XHPGAN-FM
- Apatzingán, Michoacán; Mexico;
- Frequency: 99.1 MHz
- Branding: Lokura FM Grupera

Programming
- Format: Grupera

Ownership
- Owner: Capital Media; (Radiodifusoras Capital, S.A. de C.V.);

History
- First air date: September 12, 2020
- Call sign meaning: Last three letters of Apatzingán

Technical information
- Class: AA
- ERP: 6 kW
- HAAT: −59 m (−194 ft)
- Transmitter coordinates: 19°4′48.2″N 102°20′15.2″W﻿ / ﻿19.080056°N 102.337556°W

Links
- Webcast: Listen live
- Website: https://www.lokurafm.com/apatzingan

= XHPGAN-FM =

Radio station in Apatzingán, Michoacán, Mexico

XHPGAN-FM is a radio station on 99.1 FM in Apatzingán, Michoacán, Mexico.

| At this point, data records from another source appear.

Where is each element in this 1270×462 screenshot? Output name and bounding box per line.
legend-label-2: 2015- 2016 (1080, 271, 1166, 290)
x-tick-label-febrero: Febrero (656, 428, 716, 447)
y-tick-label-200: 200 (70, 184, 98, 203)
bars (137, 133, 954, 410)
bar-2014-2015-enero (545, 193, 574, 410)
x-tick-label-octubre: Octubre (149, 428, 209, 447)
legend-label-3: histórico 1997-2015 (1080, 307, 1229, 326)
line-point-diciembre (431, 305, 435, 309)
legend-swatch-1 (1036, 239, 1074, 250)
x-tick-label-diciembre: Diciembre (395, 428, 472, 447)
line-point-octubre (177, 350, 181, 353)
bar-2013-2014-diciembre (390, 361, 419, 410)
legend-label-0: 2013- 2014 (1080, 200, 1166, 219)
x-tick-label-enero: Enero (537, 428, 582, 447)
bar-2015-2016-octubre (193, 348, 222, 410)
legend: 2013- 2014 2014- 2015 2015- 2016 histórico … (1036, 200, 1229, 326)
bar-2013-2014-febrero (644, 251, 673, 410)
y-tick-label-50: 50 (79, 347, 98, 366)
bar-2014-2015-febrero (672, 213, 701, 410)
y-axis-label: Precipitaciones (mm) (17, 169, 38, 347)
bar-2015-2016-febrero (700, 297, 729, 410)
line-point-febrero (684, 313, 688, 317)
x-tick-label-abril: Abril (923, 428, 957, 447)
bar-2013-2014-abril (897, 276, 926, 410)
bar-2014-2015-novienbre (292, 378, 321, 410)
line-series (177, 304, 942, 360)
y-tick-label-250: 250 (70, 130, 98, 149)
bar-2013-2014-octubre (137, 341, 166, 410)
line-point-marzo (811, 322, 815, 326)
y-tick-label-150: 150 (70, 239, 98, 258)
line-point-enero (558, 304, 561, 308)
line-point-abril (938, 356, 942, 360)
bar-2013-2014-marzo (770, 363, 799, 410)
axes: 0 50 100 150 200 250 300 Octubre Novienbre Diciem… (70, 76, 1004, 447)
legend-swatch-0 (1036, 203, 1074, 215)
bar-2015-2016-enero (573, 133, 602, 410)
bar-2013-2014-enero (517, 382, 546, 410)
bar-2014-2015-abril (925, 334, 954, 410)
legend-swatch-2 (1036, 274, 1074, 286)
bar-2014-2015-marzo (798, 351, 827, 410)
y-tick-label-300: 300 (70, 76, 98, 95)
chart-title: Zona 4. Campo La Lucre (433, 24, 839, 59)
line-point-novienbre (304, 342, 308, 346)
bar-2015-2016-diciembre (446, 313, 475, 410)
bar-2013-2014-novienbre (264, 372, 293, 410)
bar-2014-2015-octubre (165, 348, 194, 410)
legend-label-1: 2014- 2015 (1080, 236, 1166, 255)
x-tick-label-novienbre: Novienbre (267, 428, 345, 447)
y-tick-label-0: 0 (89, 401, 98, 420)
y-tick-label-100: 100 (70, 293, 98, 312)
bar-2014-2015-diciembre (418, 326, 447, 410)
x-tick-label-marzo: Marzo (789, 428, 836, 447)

It is owned by Capital Media and known as Lokura FM Grupera.

==History==
XHPGAN was awarded in the IFT-4 radio auction of 2017. Tecnoradio had been one of two winning bidders for two stations in the lot (the other was Media FM, which started XHPAPM-FM 100.9), but the company was later disqualified nationwide. The only other bidder on the frequency, Capital Media, had signed up to be eligible to win stations if other bidders were disqualified and came away with the Apatzingán station for 640,000 pesos. The station came to air on September 12, 2020.